Произнеся эти жестокие слова, Торн поднялся и направился к дверям, не предлагая руки Гаитэ и не дожидаясь стандартной реплики герольдов: «Суд окончен».
Глава 18
Гаитэ была опустошена. Она должна была бы чувствовать гнев на мать, на мужа, отчаяние из-за положения Сезара, но она не чувствовала ничего. Словно в груди образовалась огромная чёрная дыра и расширялась, пожирая все эмоции и чувства, как плохие, так и хорошие.
В жизни пришлось пережить многое, преодолеть немало препятствий, но каждый раз Гаитэ черпала силы в эмоциях, в любви к другим людям, в вере в справедливость и милость Благих Духов.
Но в последние месяцы в ней словно надломилось что-то. В людскую справедливость она веру утратила окончательно и бесповоротно.
Поднявшись на высоту трона, Гаитэ больше не встречалась с простыми людьми, её окружали лишь благородные, а благородным, исключительным, избранным неведомы простые человеческие радости и горести. Они понятия не имеют о том, как можно бояться голода и холода, вместе с тем такие простые, обыденные чувства, как жалость и сострадание, им также незнакомы. Совесть, целомудрие, любовь — естественные человеческие чувства здесь высмеивались и презирались, зато предательство и убийство ради собственной выгоды признавались нормой.
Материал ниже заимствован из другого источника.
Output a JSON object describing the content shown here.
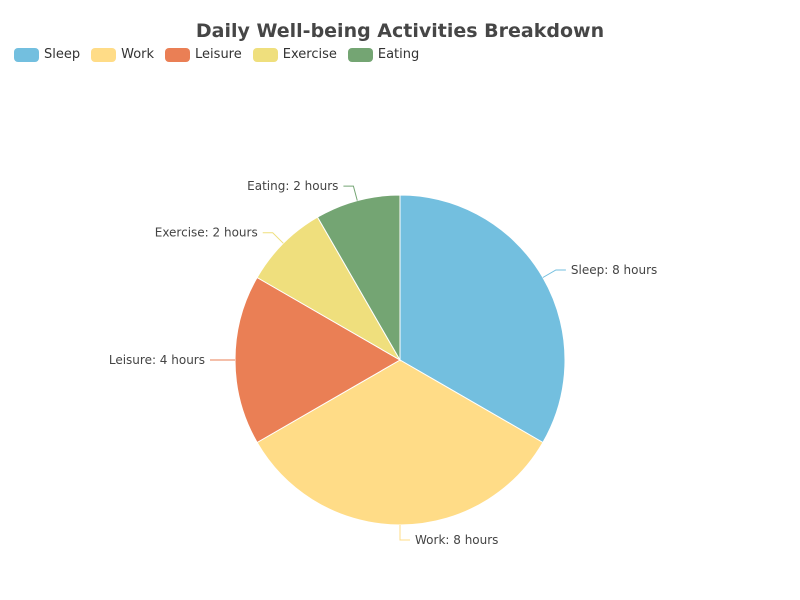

Казалось бы, у человека всего одна глотка, и есть за десятерых, как не старайся, не получится. Но это не значит, что многие не готовы попробывать сделать именно это.
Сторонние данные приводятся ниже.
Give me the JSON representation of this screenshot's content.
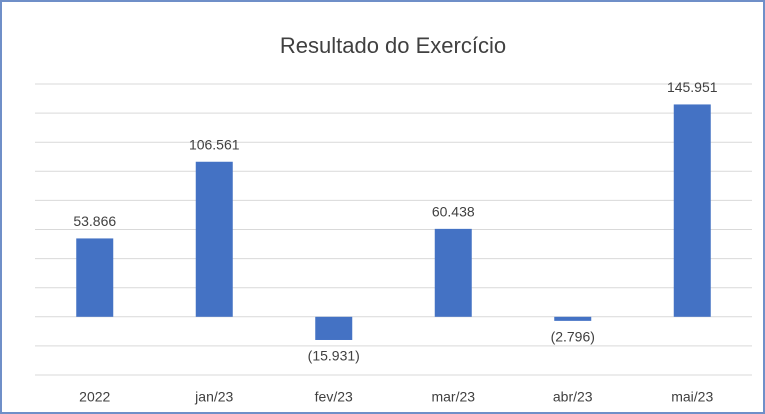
{
  "chart_data": {
    "type": "bar",
    "title": "Resultado do Exercício",
    "categories": [
      "2022",
      "jan/23",
      "fev/23",
      "mar/23",
      "abr/23",
      "mai/23"
    ],
    "values": [
      53866,
      106561,
      -15931,
      60438,
      -2796,
      145951
    ],
    "value_labels": [
      "53.866",
      "106.561",
      "(15.931)",
      "60.438",
      "(2.796)",
      "145.951"
    ],
    "color": "#4472c4",
    "ylim": [
      -40000,
      160000
    ],
    "yticks": [
      -40000,
      -20000,
      0,
      20000,
      40000,
      60000,
      80000,
      100000,
      120000,
      140000,
      160000
    ],
    "grid": true
  }
}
Торну было мало власти? Ему всего и всегда было мало.
Куда делся тот горячий, порывистый, хоть порой и самодурный молодой человек, которого она полюбила? Или задатки тирана и коварного интригана всегда были в нём, но она этого попросту не замечала?
«Поменяйся они сейчас местами, что бы сделал Сезар?», — задавалась вопросом Гаитэ.
Нет, она не рисовала пленника розовыми красками, но, насколько успела разобраться в характерах братьев, Сезар не стал бы затевать церемонию с судами. Он воин, а не казуист. Он либо зарезал бы Торна в честном поединке, либо выслал из страны.
Правда, Торн, в отличие от Сезара, не был популярным полководцем, за которым готовы следовать бравые генералы. Тут и риски были бы другие.
Но, с другой стороны, Сезар не предпринимал против брата никаких шагов, напротив, всегда честно поддерживал власть.
Как ни крути, Торн поступил как трус и предатель, дав выход древней вражде и старым страхам.
— Ваше Величество, — обратилась к Гаитэ одна из статс-дам, — герцогиня Рэйвская, ваша матушка, просит аудиенции. Что прикажите ответить?
— Проси, — ледяным тоном распорядилась она, коротко кивнув.
Её мать появилась в огромном двухяросном головном уборе, расточая приветливые улыбки. Двое пажей несли за ней длиннющий шлейф фиолетового платья.
Остановившись напротив трона, где сидела дочь, Стелла сделала мальчикам знак отступить.
— Ваше величество, — присела она в самом глубоком реверансе.
Гаитэ с интересом смотрела на мать.
Любопытно, что чувствуешь, склоняя голову перед дочерью, которую ты обрекла на смерть и предала несколько раз подряд?
— Признаюсь, не ожидала вашего визита, сударыня, — негромко обронила Гаитэ.
— Я и сама не думала быть здесь. Однако же, увидев вас вчера вечером в суде не выдержала и решила свидеться перед долгой разлукой. При том, как идут дела в империи, лишь добрые духи знают, когда ещё увидиемся. Наши отношения всегда были сложными, дочь, и мне не хотелось бы так расставаться, зная, что у вас на сердце обида. Вот я первой пришла с поклоном, желая развеять ваш гнев.
Разговор, который предстоял женщинам, не пристало вести при свидетелях. Перехватив взгляд Гаитэ Стелла знаком велела пажам выйти.
Те беспрекословно, словно вышколенные псы, послушались.